The ant population appears to have increased due to an abundance in limiting factors, which caused it to reach its carrying capacity. This means the population is at the most it can handle for its location, so the population rises and crashes until it may eventually even out.
Population of Ants
Questions for Human Population
If you examine the growth of the human population you will notice that it is quite odd. It took over 1 million years for the world population to reach 1 billion. The second billion was added in 80 years, the third in 30 years, the fourth in 15 years, and in 1984 we were halfway toward adding our fifth billion (at a 10 year rate). In 1982 alone we added 82 million to our numbers, about 225,000/day. Like all populations, we have encountered limiting factors, but unlike other populations we have responded by overcoming these factors, rather than by reaching a balance with nature.
Let us take a look at the human population over the last four thousand years: In the year 2000 BC there were 108,000,000 people; by 1000 BC there were 120,000,000 people; in 1 AD the population was 138,000,000; in 1000 AD there were 275,000,000 people; in 1800 AD the population was 1,000,000,000. The population in 2000 AD was 6,200,000,000. The current population for August 18, 2008 was 6,717,706,969. Within the last year, the world’s population has crossed the 7 billion amount.
- Create a graph in Google Spreadsheets of the Data Table 1 to examine the change of the human population. Insert it into your edublogs post.
- Purpose two factors that could limit human population.
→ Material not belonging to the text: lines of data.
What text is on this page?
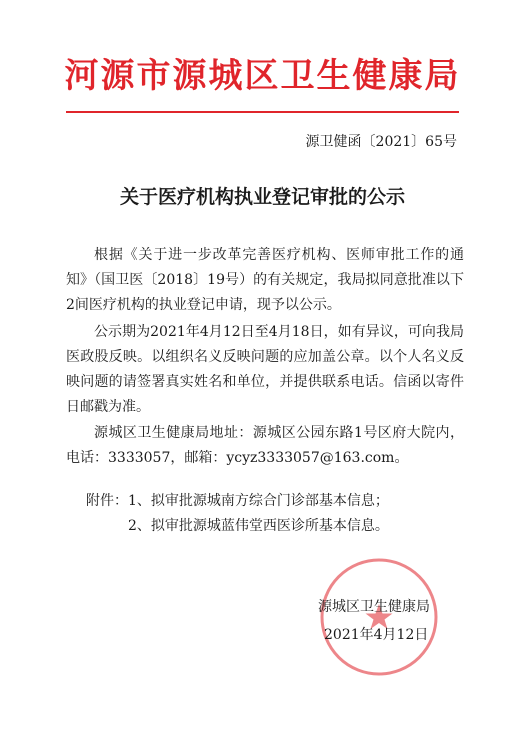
河源市源城区卫生健康局
源卫健函〔2021〕65号
关于医疗机构执业登记审批的公示

根据《关于进一步改革完善医疗机构、医师审批工作的通知》（国卫医〔2018〕19号）的有关规定，我局拟同意批准以下2间医疗机构的执业登记申请，现予以公示。

公示期为2021年4月12日至4月18日，如有异议，可向我局医政股反映。以组织名义反映问题的应加盖公章。以个人名义反映问题的请签署真实姓名和单位，并提供联系电话。信函以寄件日邮戳为准。

源城区卫生健康局地址：源城区公园东路1号区府大院内，电话：3333057，邮箱：ycyz3333057@163.com。

附件：1、拟审批源城南方综合门诊部基本信息；
2、拟审批源城蓝伟堂西医诊所基本信息。
源城区卫生健康局
2021年4月12日
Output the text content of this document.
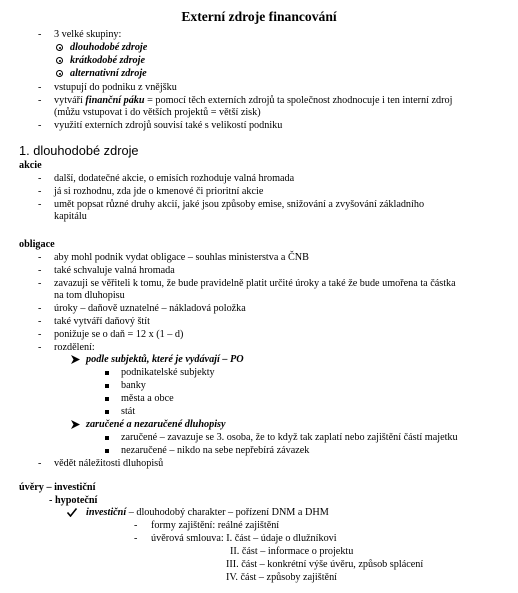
Externí zdroje financování
- 3 velké skupiny:
dlouhodobé zdroje
krátkodobé zdroje
alternativní zdroje
- vstupují do podniku z vnějšku
- vytváří finanční páku = pomocí těch externích zdrojů ta společnost zhodnocuje i ten interní zdroj
(můžu vstupovat i do větších projektů = větší zisk)
- využití externích zdrojů souvisí také s velikostí podniku
1. dlouhodobé zdroje
akcie
- další, dodatečné akcie, o emisích rozhoduje valná hromada
- já si rozhodnu, zda jde o kmenové či prioritní akcie
- umět popsat různé druhy akcií, jaké jsou způsoby emise, snižování a zvyšování základního
kapitálu
obligace
- aby mohl podnik vydat obligace – souhlas ministerstva a ČNB
- také schvaluje valná hromada
- zavazuji se věřiteli k tomu, že bude pravidelně platit určité úroky a také že bude umořena ta částka
na tom dluhopisu
- úroky – daňově uznatelné – nákladová položka
- také vytváří daňový štít
- ponižuje se o daň = 12 x (1 – d)
- rozdělení:
podle subjektů, které je vydávají – PO
podnikatelské subjekty
banky
města a obce
stát
zaručené a nezaručené dluhopisy
zaručené – zavazuje se 3. osoba, že to když tak zaplatí nebo zajištění částí majetku
nezaručené – nikdo na sebe nepřebírá závazek
- vědět náležitosti dluhopisů
úvěry – investiční
- hypoteční
investiční – dlouhodobý charakter – pořízení DNM a DHM
- formy zajištění: reálné zajištění
- úvěrová smlouva: I. část – údaje o dlužníkovi
II. část – informace o projektu
III. část – konkrétní výše úvěru, způsob splácení
IV. část – způsoby zajištění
Describe, for each, how humans have been able to overcome these limitations.
1) Availability of Water: Humans have designed water systems that allow even dry regions to acquire water through piping and water storage (wells, dams, aquifers).
2) Acquisition of Food: City-dwellers get their food shipped in from rural farms. Farmers and scientists have developed new techniques and equipment to expand the production rate of seasonal crops.
- National Geographic put together a short video analyzing the growth of the human population. Watch the video here. Select one of the facts from the video you find interesting, conduct research on that particular fact, and share your analysis below (AS Question).
Fact: In 1975, there were three “megacities.” These were New York City, Mexico City, and Tokyo. Right now there are 21 megacities.
The world’s megacities include (ranked by urban area population):
New York City
Rio de Janeiro
Santiago de Chile
*The largest city is Chongqing, which has more than 32 million people. It is a Chinese province (like Shanghei and Beijing).
“Megacities of the WorldVisit the Most Populated Cities on Earth.” The Most Populated Cities of the World. World Megacities. Web. 26 May 2012.
(Btw Mr. Rott, I love that video! Mr. Malone showed that to his journalism class last semester, it’s really well-made!)